Bien que s’agissant de faits tirés de la vie personnelle de ces salariés, la haute cour a relevé que les faits, constitutifs d’escroqueries, avaient été commis au détriment de l’un des principaux clients de l’employeur et aussi au détriment de l’un des praticiens de son réseau, que les falsifications avaient été établies à partir de factures similaires à celles que les salariés en question manipulaient dans le cadre de leurs fonctions et manifestement grâce à la connaissance de ces documents acquise dans ce cadre, et qu’en conséquence, les faits en cause se rattachaient bien à la vie professionnelle de ces salariés et non à leur vie personnelle, et constituaient un manquement manifeste à leur obligation de loyauté envers leur employeur, inhérente à leur contrat de travail.

Elle en a déduit que c’est à juste titre que la cour d’appel avait pu considérer que ces faits se rattachaient à la vie de l’entreprise et constituaient, compte tenu des fonctions assumées par les salariés (respectivement conseiller santé et superviseur auprès des organismes complémentaires de santé), des agissements de nature à justifier un licenciement disciplinaire.

Cette décision s’inscrit dans la ligne d’autres arrêts rendus par la Cour de Cassation, qui a par exemple validé le licenciement pour faute grave d’une salariée de la Caisse d’allocations familiales qui avait utilisé ses connaissances acquises dans le cadre de ses fonctions, pour bénéficier de prestations indues en tant qu’allocataire, alors même qu’elle avait pour mission de poursuivre de tels agissements, ce qui la soumettait à une obligation particulière de loyauté et de probité (Cass., soc., 25 février 2003, n° 00-42 031).

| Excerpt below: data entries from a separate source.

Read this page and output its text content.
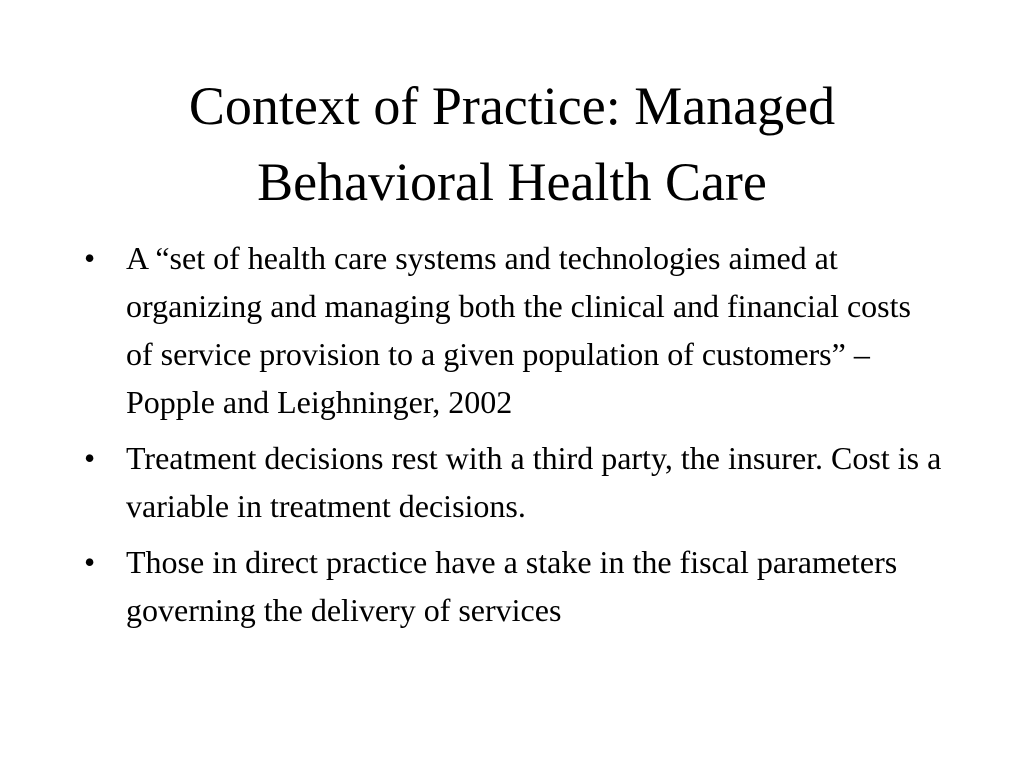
Context of Practice: Managed
Behavioral Health Care
• A “set of health care systems and technologies aimed at organizing and managing both the clinical and financial costs of service provision to a given population of customers” – Popple and Leighninger, 2002
• Treatment decisions rest with a third party, the insurer. Cost is a variable in treatment decisions.
• Those in direct practice have a stake in the fiscal parameters governing the delivery of services
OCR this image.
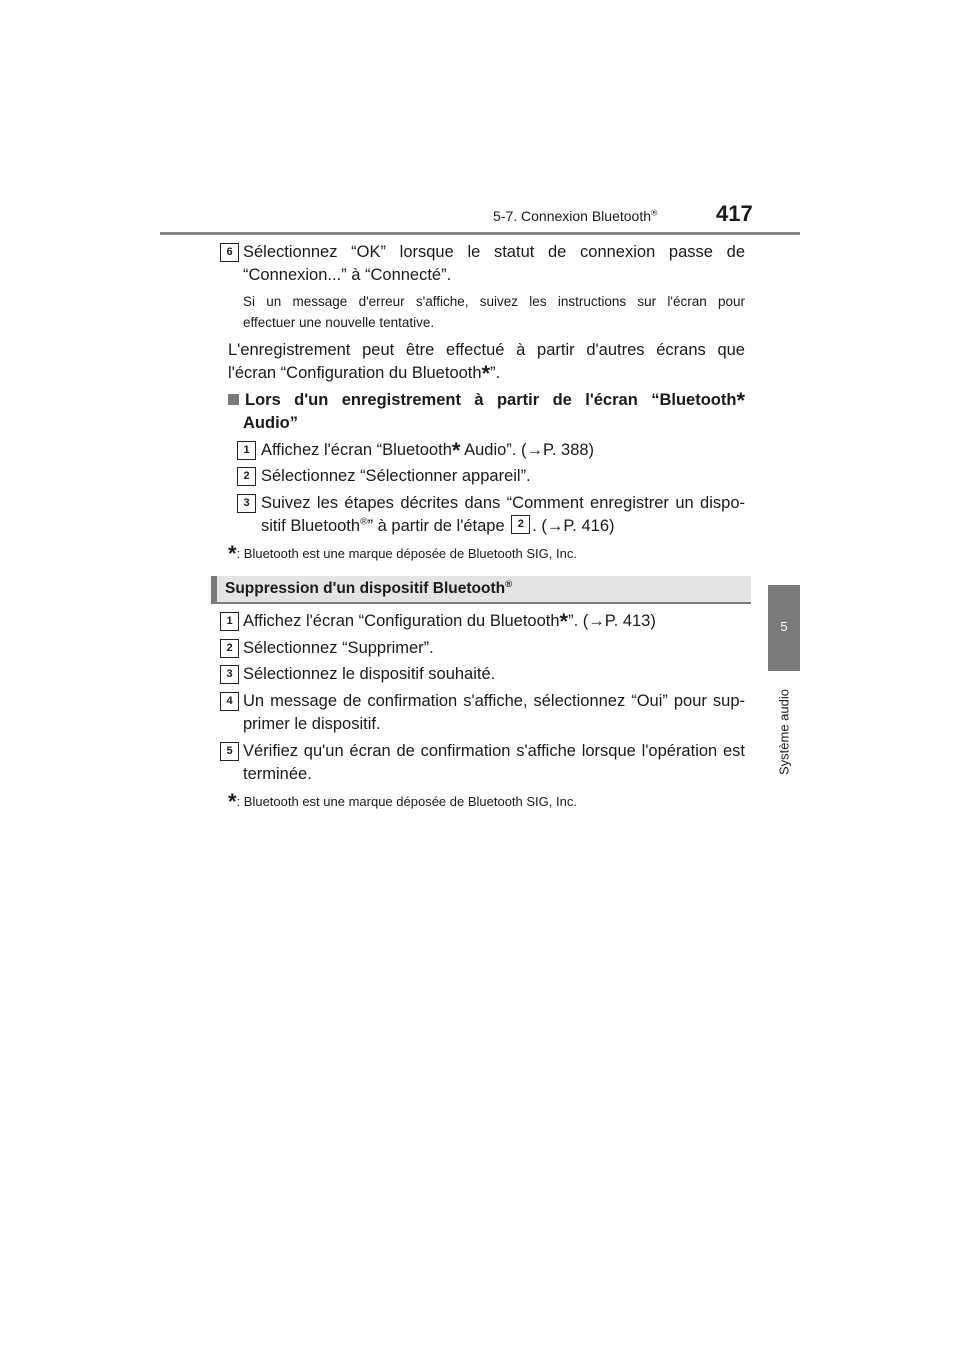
5-7. Connexion Bluetooth®	417
5
Système audio
6 Sélectionnez “OK” lorsque le statut de connexion passe de
“Connexion...” à “Connecté”.
Si un message d'erreur s'affiche, suivez les instructions sur l'écran pour
effectuer une nouvelle tentative.
L'enregistrement peut être effectué à partir d'autres écrans que
l'écran “Configuration du Bluetooth*”.
Lors d'un enregistrement à partir de l'écran “Bluetooth*
Audio”
1 Affichez l'écran “Bluetooth* Audio”. (→P. 388)
2 Sélectionnez “Sélectionner appareil”.
3 Suivez les étapes décrites dans “Comment enregistrer un dispo-
sitif Bluetooth®” à partir de l'étape 2 . (→P. 416)
*: Bluetooth est une marque déposée de Bluetooth SIG, Inc.
Suppression d'un dispositif Bluetooth®
1 Affichez l'écran “Configuration du Bluetooth*”. (→P. 413)
2 Sélectionnez “Supprimer”.
3 Sélectionnez le dispositif souhaité.
4 Un message de confirmation s'affiche, sélectionnez “Oui” pour sup-
primer le dispositif.
5 Vérifiez qu'un écran de confirmation s'affiche lorsque l'opération est
terminée.
*: Bluetooth est une marque déposée de Bluetooth SIG, Inc.
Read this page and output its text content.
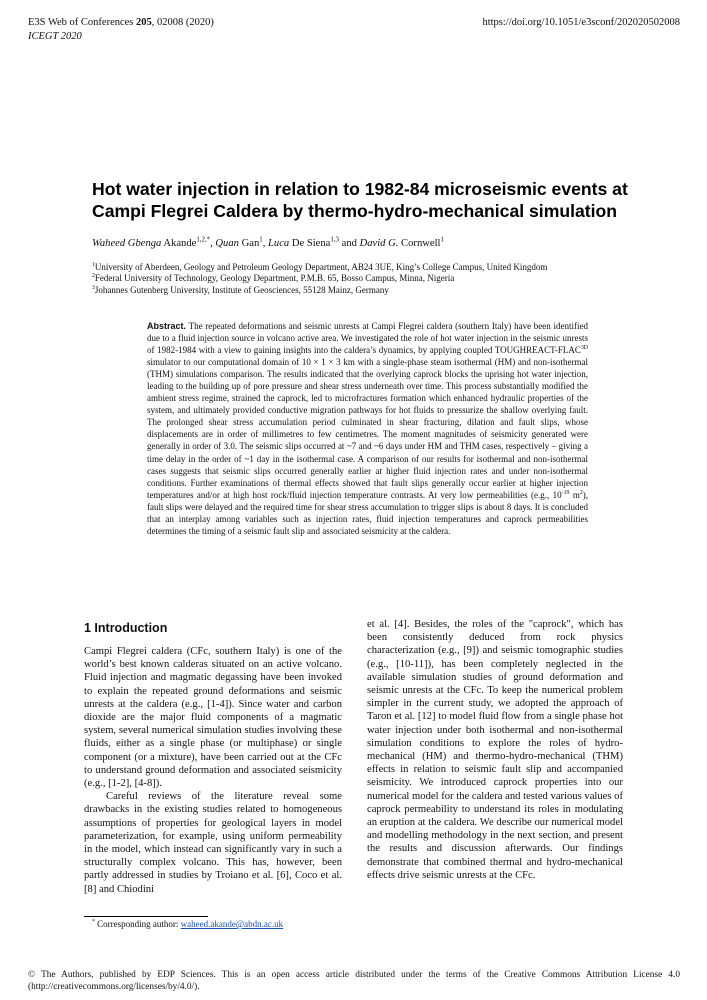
E3S Web of Conferences 205, 02008 (2020)
ICEGT 2020
https://doi.org/10.1051/e3sconf/202020502008
Hot water injection in relation to 1982-84 microseismic events at
Campi Flegrei Caldera by thermo-hydro-mechanical simulation
Waheed Gbenga Akande$^{1,2,*}$, Quan Gan$^1$, Luca De Siena$^{1,3}$ and David G. Cornwell$^1$
$^1$University of Aberdeen, Geology and Petroleum Geology Department, AB24 3UE, King’s College Campus, United Kingdom
$^2$Federal University of Technology, Geology Department, P.M.B. 65, Bosso Campus, Minna, Nigeria
$^3$Johannes Gutenberg University, Institute of Geosciences, 55128 Mainz, Germany
Abstract. The repeated deformations and seismic unrests at Campi Flegrei caldera (southern Italy) have been identified due to a fluid injection source in volcano active area. We investigated the role of hot water injection in the seismic unrests of 1982-1984 with a view to gaining insights into the caldera’s dynamics, by applying coupled TOUGHREACT-$FLAC^{3D}$ simulator to our computational domain of 10 × 1 × 3 km with a single-phase steam isothermal (HM) and non-isothermal (THM) simulations comparison. The results indicated that the overlying caprock blocks the uprising hot water injection, leading to the building up of pore pressure and shear stress underneath over time. This process substantially modified the ambient stress regime, strained the caprock, led to microfractures formation which enhanced hydraulic properties of the system, and ultimately provided conductive migration pathways for hot fluids to pressurize the shallow overlying fault. The prolonged shear stress accumulation period culminated in shear fracturing, dilation and fault slips, whose displacements are in order of millimetres to few centimetres. The moment magnitudes of seismicity generated were generally in order of 3.0. The seismic slips occurred at ~7 and ~6 days under HM and THM cases, respectively – giving a time delay in the order of ~1 day in the isothermal case. A comparison of our results for isothermal and non-isothermal cases suggests that seismic slips occurred generally earlier at higher fluid injection rates and under non-isothermal conditions. Further examinations of thermal effects showed that fault slips generally occur earlier at higher injection temperatures and/or at high host rock/fluid injection temperature contrasts. At very low permeabilities (e.g., $10^{-19}$ $m^2$), fault slips were delayed and the required time for shear stress accumulation to trigger slips is about 8 days. It is concluded that an interplay among variables such as injection rates, fluid injection temperatures and caprock permeabilities determines the timing of a seismic fault slip and associated seismicity at the caldera.
1 Introduction

Campi Flegrei caldera (CFc, southern Italy) is one of the world’s best known calderas situated on an active volcano. Fluid injection and magmatic degassing have been invoked to explain the repeated ground deformations and seismic unrests at the caldera (e.g., [1-4]). Since water and carbon dioxide are the major fluid components of a magmatic system, several numerical simulation studies involving these fluids, either as a single phase (or multiphase) or single component (or a mixture), have been carried out at the CFc to understand ground deformation and associated seismicity (e.g., [1-2], [4-8]).

Careful reviews of the literature reveal some drawbacks in the existing studies related to homogeneous assumptions of properties for geological layers in model parameterization, for example, using uniform permeability in the model, which instead can significantly vary in such a structurally complex volcano. This has, however, been partly addressed in studies by Troiano et al. [6], Coco et al. [8] and Chiodini

et al. [4]. Besides, the roles of the "caprock", which has been consistently deduced from rock physics characterization (e.g., [9]) and seismic tomographic studies (e.g., [10-11]), has been completely neglected in the available simulation studies of ground deformation and seismic unrests at the CFc. To keep the numerical problem simpler in the current study, we adopted the approach of Taron et al. [12] to model fluid flow from a single phase hot water injection under both isothermal and non-isothermal simulation conditions to explore the roles of hydro-mechanical (HM) and thermo-hydro-mechanical (THM) effects in relation to seismic fault slip and accompanied seismicity. We introduced caprock properties into our numerical model for the caldera and tested various values of caprock permeability to understand its roles in modulating an eruption at the caldera. We describe our numerical model and modelling methodology in the next section, and present the results and discussion afterwards. Our findings demonstrate that combined thermal and hydro-mechanical effects drive seismic unrests at the CFc.

* Corresponding author: waheed.akande@abdn.ac.uk
© The Authors, published by EDP Sciences. This is an open access article distributed under the terms of the Creative Commons Attribution License 4.0 (http://creativecommons.org/licenses/by/4.0/).
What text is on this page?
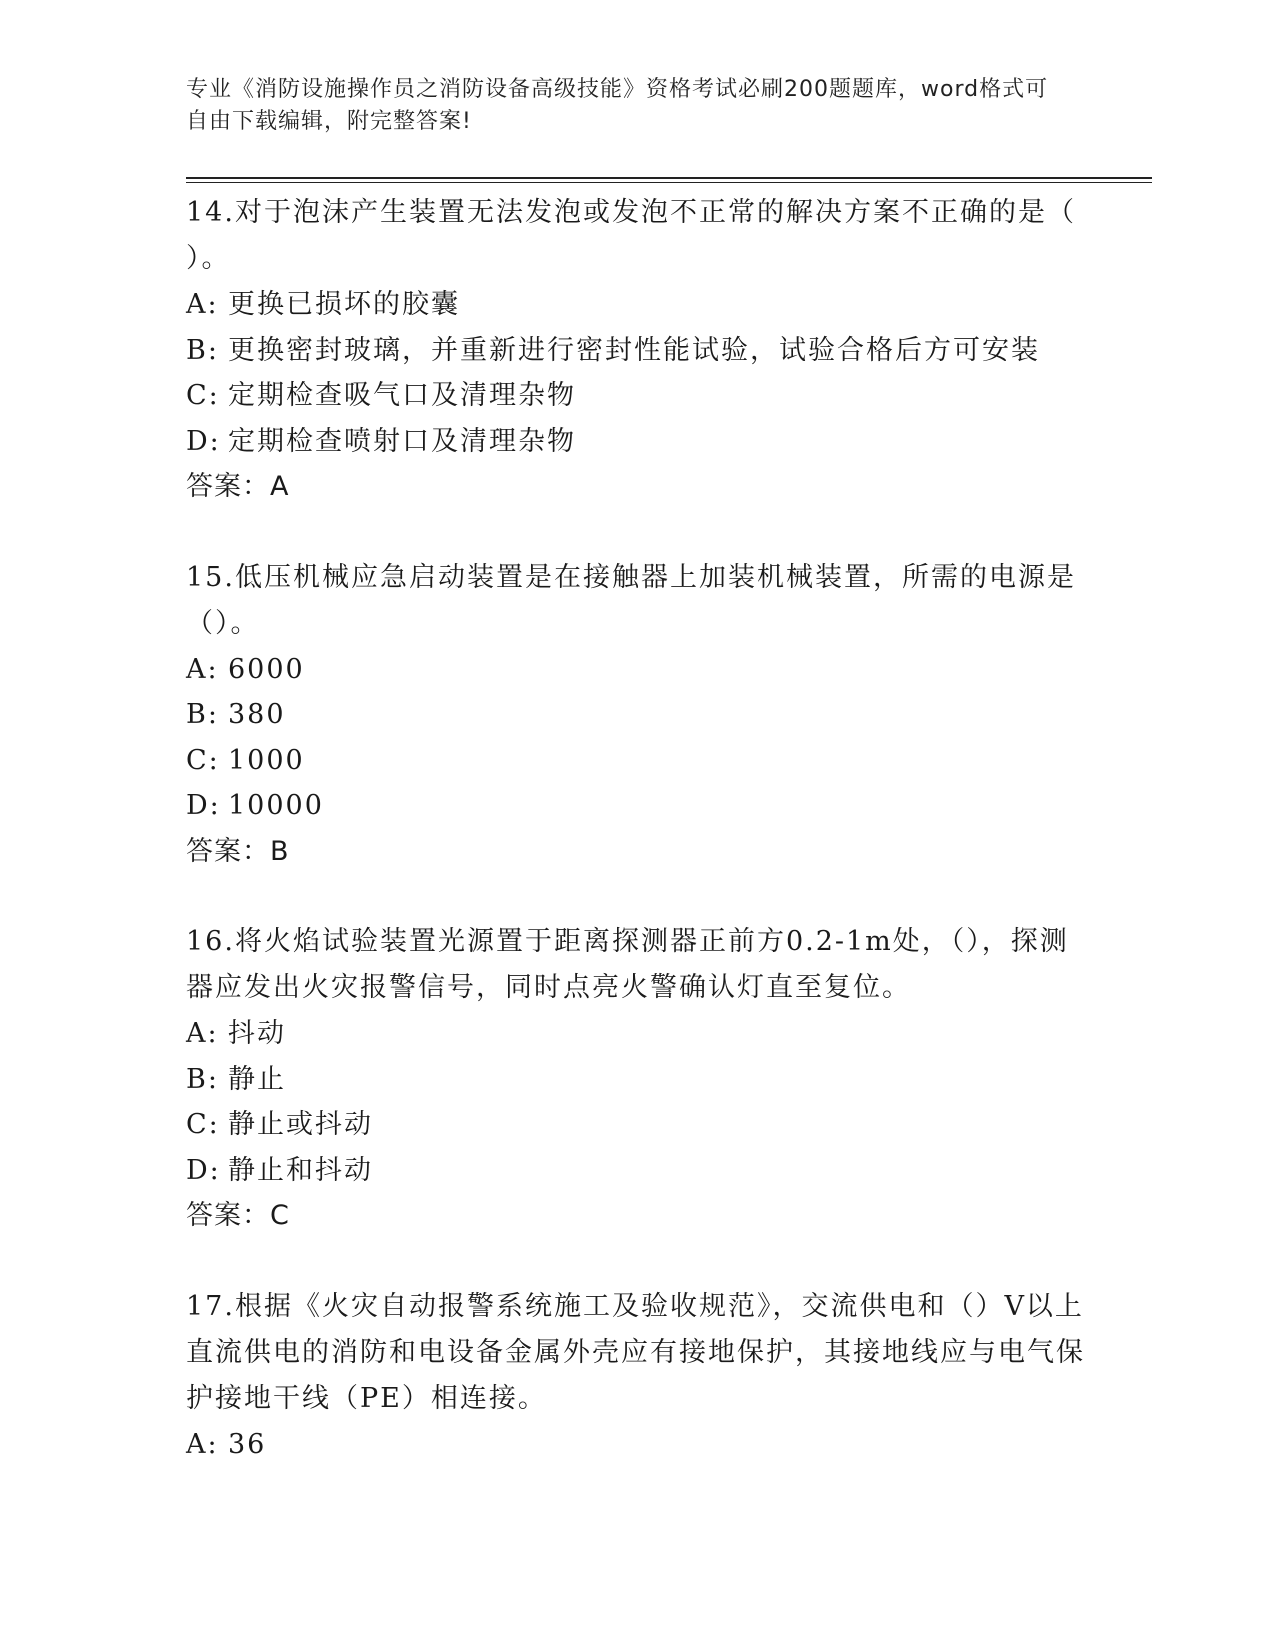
专业《消防设施操作员之消防设备高级技能》资格考试必刷200题题库，word格式可自由下载编辑，附完整答案!

14.对于泡沫产生装置无法发泡或发泡不正常的解决方案不正确的是（ ）。

A: 更换已损坏的胶囊
B: 更换密封玻璃，并重新进行密封性能试验，试验合格后方可安装
C: 定期检查吸气口及清理杂物
D: 定期检查喷射口及清理杂物

答案：A

15.低压机械应急启动装置是在接触器上加装机械装置，所需的电源是（）。

A: 6000
B: 380
C: 1000
D: 10000

答案：B

16.将火焰试验装置光源置于距离探测器正前方0.2-1m处，（），探测器应发出火灾报警信号，同时点亮火警确认灯直至复位。

A: 抖动
B: 静止
C: 静止或抖动
D: 静止和抖动

答案：C

17.根据《火灾自动报警系统施工及验收规范》，交流供电和（）V以上直流供电的消防和电设备金属外壳应有接地保护，其接地线应与电气保护接地干线（PE）相连接。

A: 36
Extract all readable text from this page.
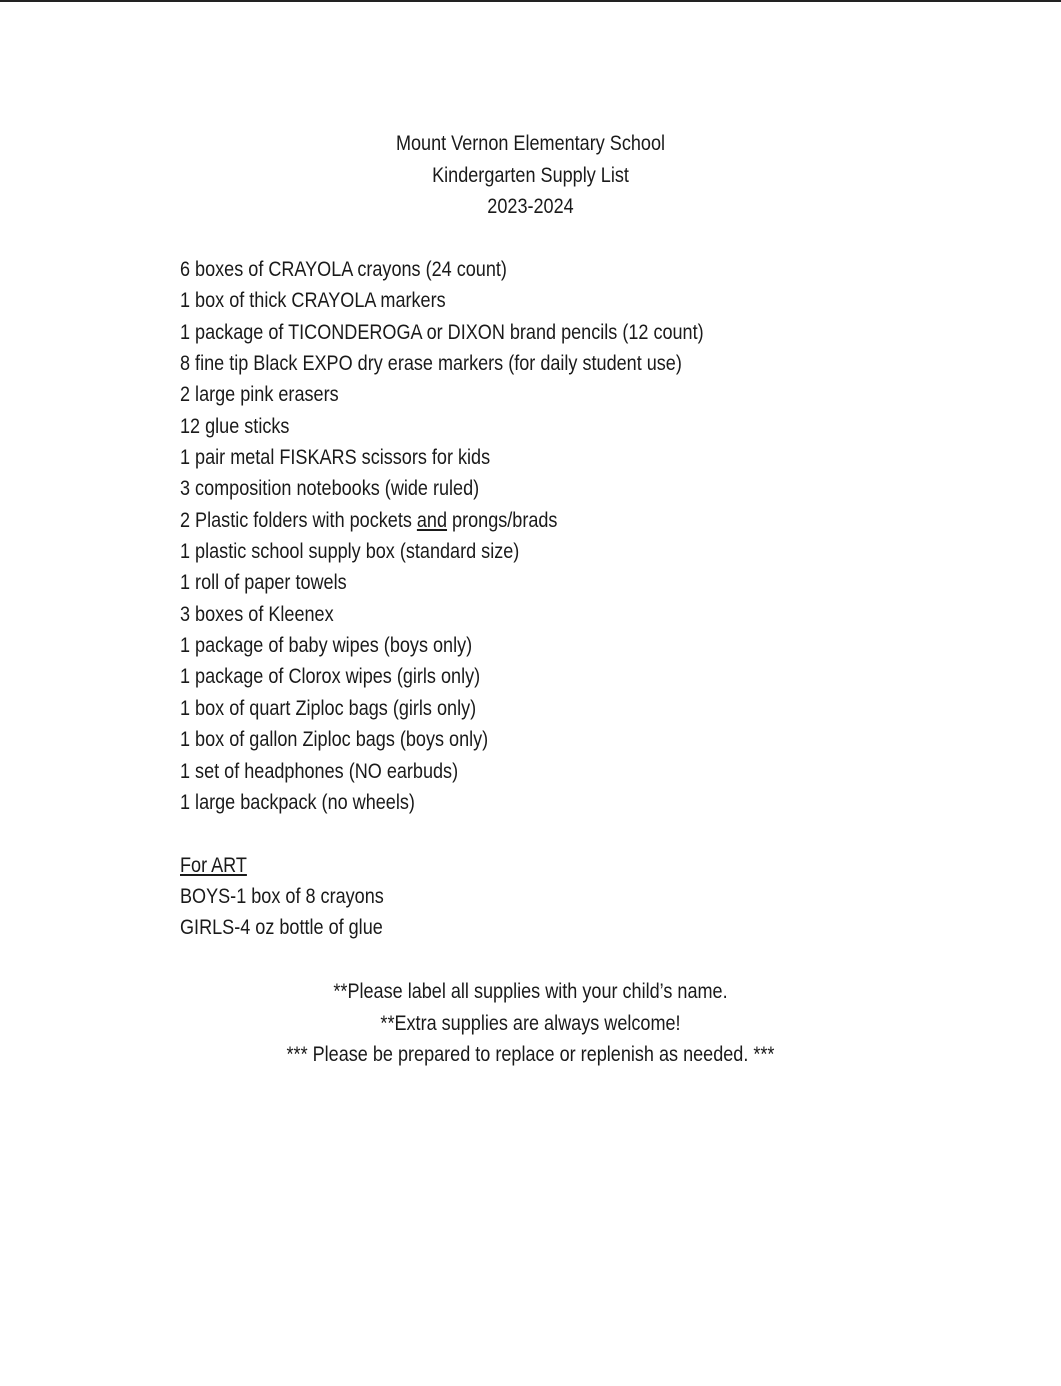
Mount Vernon Elementary School
Kindergarten Supply List
2023-2024
6 boxes of CRAYOLA crayons (24 count)
1 box of thick CRAYOLA markers
1 package of TICONDEROGA or DIXON brand pencils (12 count)
8 fine tip Black EXPO dry erase markers (for daily student use)
2 large pink erasers
12 glue sticks
1 pair metal FISKARS scissors for kids
3 composition notebooks (wide ruled)
2 Plastic folders with pockets and prongs/brads
1 plastic school supply box (standard size)
1 roll of paper towels
3 boxes of Kleenex
1 package of baby wipes (boys only)
1 package of Clorox wipes (girls only)
1 box of quart Ziploc bags (girls only)
1 box of gallon Ziploc bags (boys only)
1 set of headphones (NO earbuds)
1 large backpack (no wheels)
For ART
BOYS-1 box of 8 crayons
GIRLS-4 oz bottle of glue
**Please label all supplies with your child’s name.
**Extra supplies are always welcome!
*** Please be prepared to replace or replenish as needed. ***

Ainsi et même si les faits sont commis dans le cadre de la vie personnelle, ils peuvent justifier une sanction disciplinaire dès lors qu’un lien direct avec l’exécution du contrat de travail peut être établi et qu’il y a manquement à l’obligation de loyauté du salarié, celle-ci dépassant les frontières du temps et du lieu de travail et s’imposant en toutes circonstances à ce dernier.